Europe wants reverse the trend of industrial decline and recover the weight and competitiveness of its industry (reach 20% of GDP for activities manufacturing companies by 2020) while considering carbon neutrality by 2050. The logical question is whether both objectives are feasible and, very much especially, if they are really compatible with each other.
The core The core of industry in Europe is made up of sectors that are intensive in energy such as the manufacture of steel, cement, glass, smelting of metals, paper, ceramic products, fertilizers and products chemicals that, together, account for practically all the consumption of energy and greenhouse gas emissions from industry. His Furthermore, its importance goes far beyond its weight in GDP, since it is extends to the economy as a whole through its core participation in key value chains such as transportation, construction, infrastructures or power generation.
Politics climate change and the commitment to neutrality implies prices that are progressively higher carbon emissions and adds to the already intense and growing competition from third countries, a growing threat of relocation of these activities in countries that are not so demanding with their climate policy and that, therefore, they do not tax or do so less intensely on greenhouse gas emissions. greenhouse effect.
With these threats in the offing, great care must be taken so that Europe and also the planet do not end up in a fateful, frustrating and paradoxical result contrary to its great strategic objectives: a lower weight of its industry due to the loss of intensive companies in the use of energy that are installed in other countries and a greater volume of global emissions. Because, we have to remember, that the environmental drawback of manufacturing steel or other energy-intensive products is independent of where its production is located.
We do nothing around the planet by manufacturing steel and other energy-intensive products in Europe with state-of-the-art technology and free of emissions, if the majority of these products end up being produced in other countries with the technologies traditional.
The decarbonization of the industry, therefore, confronts us with a double challenge. Firstly, the need to strengthen industrial policy at all levels of competence (of course the European Commission, but also the member countries and especially regions with an eminent industrial vocation like the Basque Country). The path to 2050 will not be easy, because although the European Green Deal establishes the strategic bases, the new crisis economic situation in which we are plunged as a result of the global pandemic of COVID 19, incorporates serious uncertainties in the socioeconomic panorama that will have to be carefully analyzed and managed.
Politics industry will have to be able to help and accompany intensive companies in the use of energy in the enormous investment challenge that they will have to assume to radically transform its processes and technologies and launch new business models to manufacture quality products without emitting greenhouse gases greenhouse effect.
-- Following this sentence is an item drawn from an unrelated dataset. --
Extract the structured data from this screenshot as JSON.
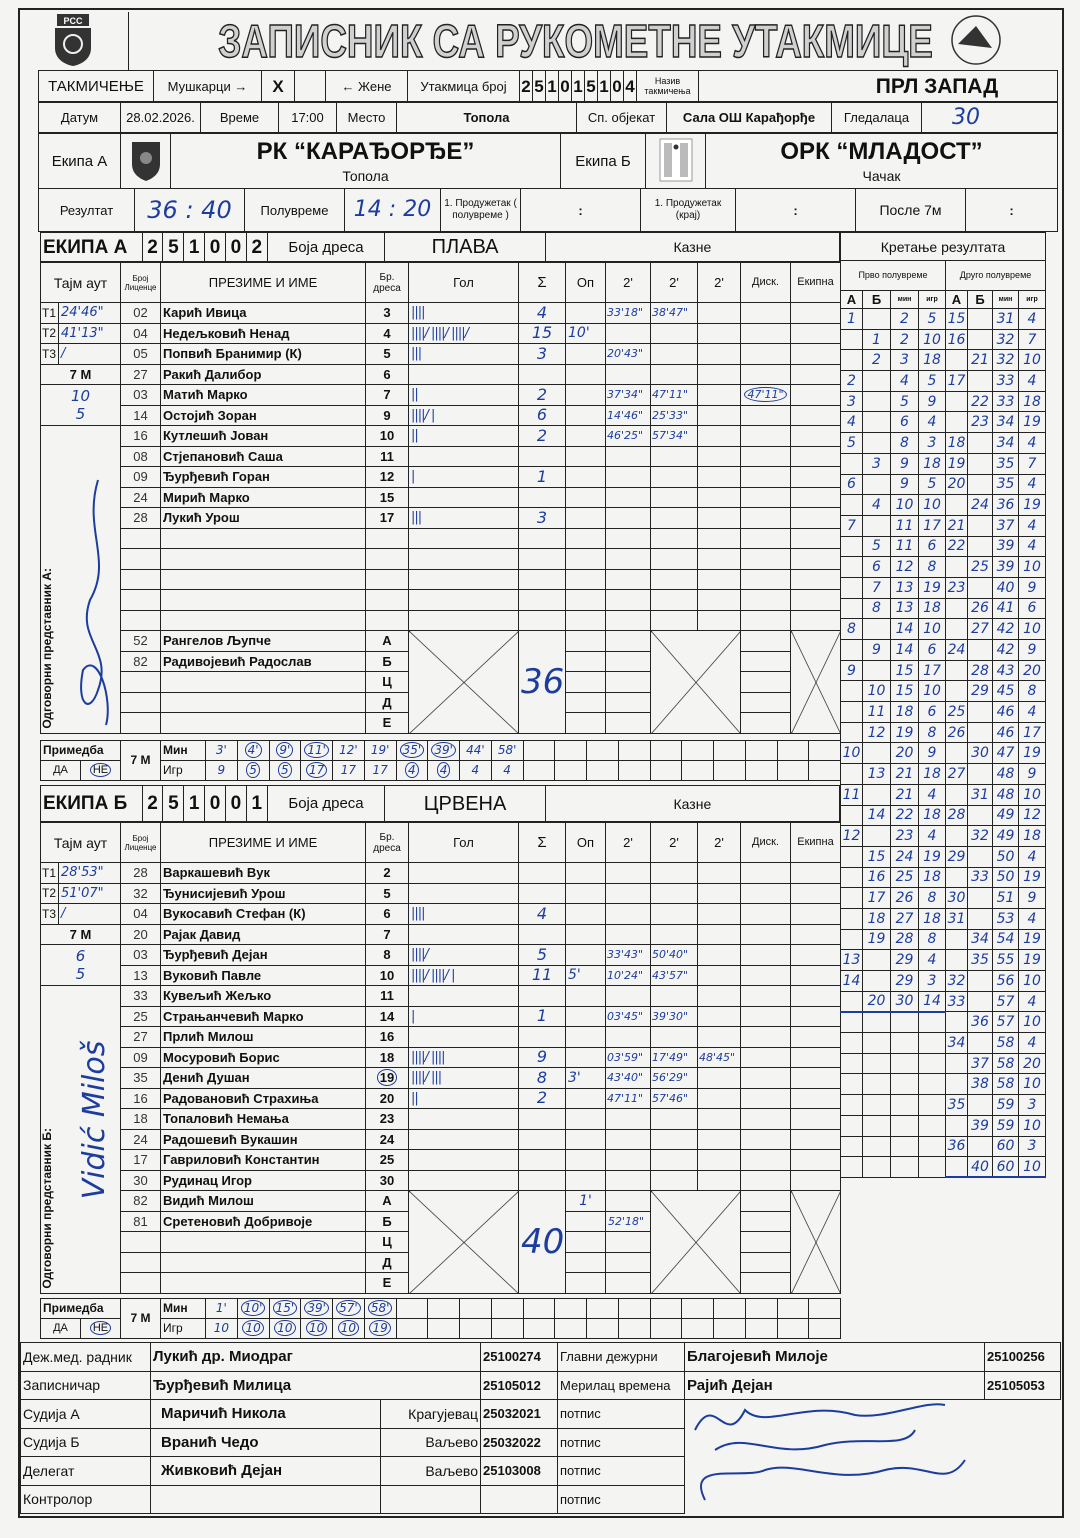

The technological solutions that the industry needs to banishing fossil fuels and going carbon neutral are in different stadiums in their process of reaching the market and while some are already close to their commercialization potential and their implementation will keep pace with the deployment of renewables in the electricity mix, others, mainly those related to combustion processes at very high temperatures, are still very far away and will require commissioning progress of ambitious R+D+i projects, the development of infrastructures highly expensive specific applications (hydrogen storage and distribution, for example) and pilot demonstration projects at the industrial level.
Secondly, it will be necessary to accompany and complement industrial policy with adjustments in the European carbon emission pricing system so that companies find the right incentives to invest in Europe, either to transform their production processes and make them compatible with the environment, either to establish new, modern, competitive and carbon neutral plants. The incentives will have to be based on premiums to producers for the incorporation of low-carbon technology and/or tariffs on imports of certain products so that the most daring producers are rewarded and willing to incorporate changes and that they are willing to except for the potential ecological dumping of companies based in countries with less stringent environmental legislation. In conclusion, therefore, if we want to continue maintaining a thriving European industry in a carbon-neutral world, let’s quickly get our batteries together, since the goal is huge and we are risking our level of well-being and that of the planet
1. Communication from the Commission to the European Parliament, the Council, the European Economic and Social Committee and the Committee of the Regions For a European Industrial Renaissance.
2.The spot price in the European Emissions Trading System (EU ETS) reached double digits in 2011 and is around prices of between 20 and 25 Euros per tonne of CO2 equivalent in 2020
3.The Green Deal European is a new growth strategy that is committed to the competitiveness of the European economy, in a society without emissions and in which economic growth is dissociated from the use of resources.